Curare i pazienti lontani dal medico, specie se in strutture con un personale non addestrato, potrebbe non essere più un’utopia. Venti pazienti operati tra la fine di agosto e l’inizio di settembre hanno ottenuto l’assistenza medica necessaria nonostante il loro medico si trovasse ad oltre 6000 chilometri di distanza. La nuova tecnica si chiama teleanestesia e permette di anestetizzare e controllare i parametri vitali del paziente tramite un collegamento internet.
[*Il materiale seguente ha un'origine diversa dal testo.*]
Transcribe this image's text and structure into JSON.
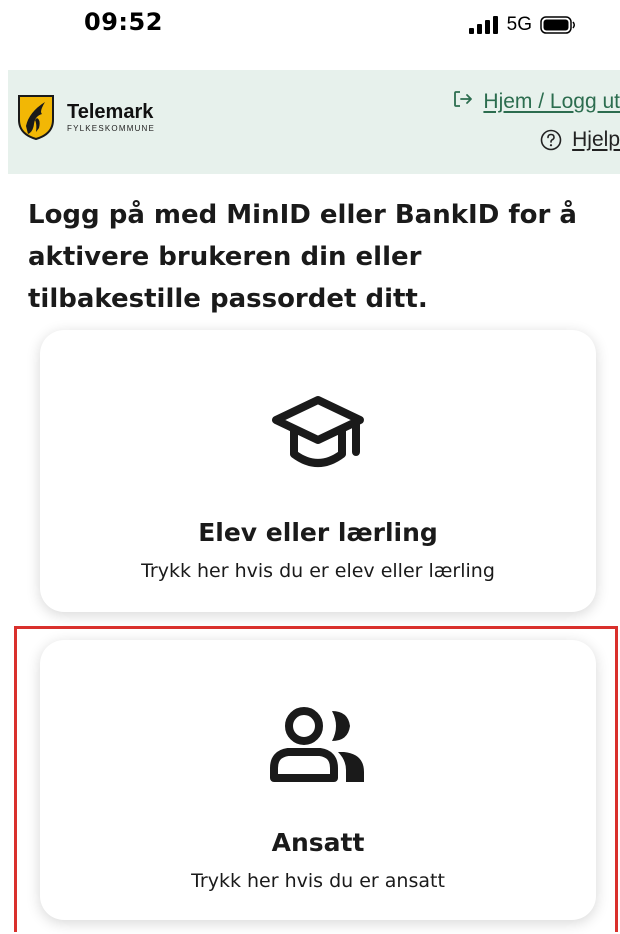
{
  "status_bar": {
    "time": "09:52",
    "network": "5G",
    "icons": [
      "signal-icon",
      "battery-icon"
    ]
  },
  "header": {
    "logo": {
      "name": "Telemark",
      "subtitle": "FYLKESKOMMUNE"
    },
    "home_link": {
      "icon": "login-icon",
      "label": "Hjem / Logg ut"
    },
    "help_link": {
      "icon": "help-circle-icon",
      "label": "Hjelp"
    },
    "background_color": "#e7f1ec",
    "link_color": "#2c6d4f"
  },
  "intro": {
    "text": "Logg på med MinID eller BankID for å aktivere brukeren din eller tilbakestille passordet ditt."
  },
  "cards": [
    {
      "icon": "graduation-cap-icon",
      "title": "Elev eller lærling",
      "description": "Trykk her hvis du er elev eller lærling"
    },
    {
      "icon": "users-icon",
      "title": "Ansatt",
      "description": "Trykk her hvis du er ansatt"
    }
  ],
  "highlight_color": "#d9302c"
}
La collaborazione che ha dato il via alla sperimentazione di questo enorme passo avanti della scienza è avvenuta tra l’Università degli Studi di Pisa e la McGill University di Montreal, in Canada. Gli interventi sono stati portati a termine dall’équipe medica del professor Paolo Miccoli e riguardavano patologie della ghiandola tiroidea, ma l’operazione è stata seguita con collegamento audio-video attraverso quattro dispositivi digitali che permettevano all’équipe medica canadese di agire sul paziente e su cui gli italiani “vigilavano” per poter intervenire in caso di necessità.
Di fatto, per i nostri colleghi d’oltreoceano era come essere presenti in sala: vedevano esattamente ciò che vedevamo noi, che eravamo fisicamente accanto al paziente
ha spiegato Francesco Giunta, direttore del Dipartimento di Anestesia e Rianimazione dell’Università di Pisa che ha ideato il progetto con il suo omologo canadese Thomas Hemmerling. Le operazioni sono andate tutte a buon fine, e per questo motivo ora le due strutture ospedaliere si “scambieranno i ruoli”. Sono venti i pazienti a Montreal che si sono prenotati per l’intervento, e così nei prossimi giorni sarà l’équipe pisana ad operare a distanza i malati canadesi.
Le due strutture di certo non hanno bisogno di questa tecnologia perché già all’avanguardia nella scienza medica, ma la ricerca, secondo i suoi autori, serve principalmente per operare in condizioni molto meno ottimali di quelle italiane e canadesi, come nei Paesi del terzo mondo o in strutture non adeguate che costringono i pazienti a sobbarcarsi migliaia di chilometri per sottoporsi all’operazione.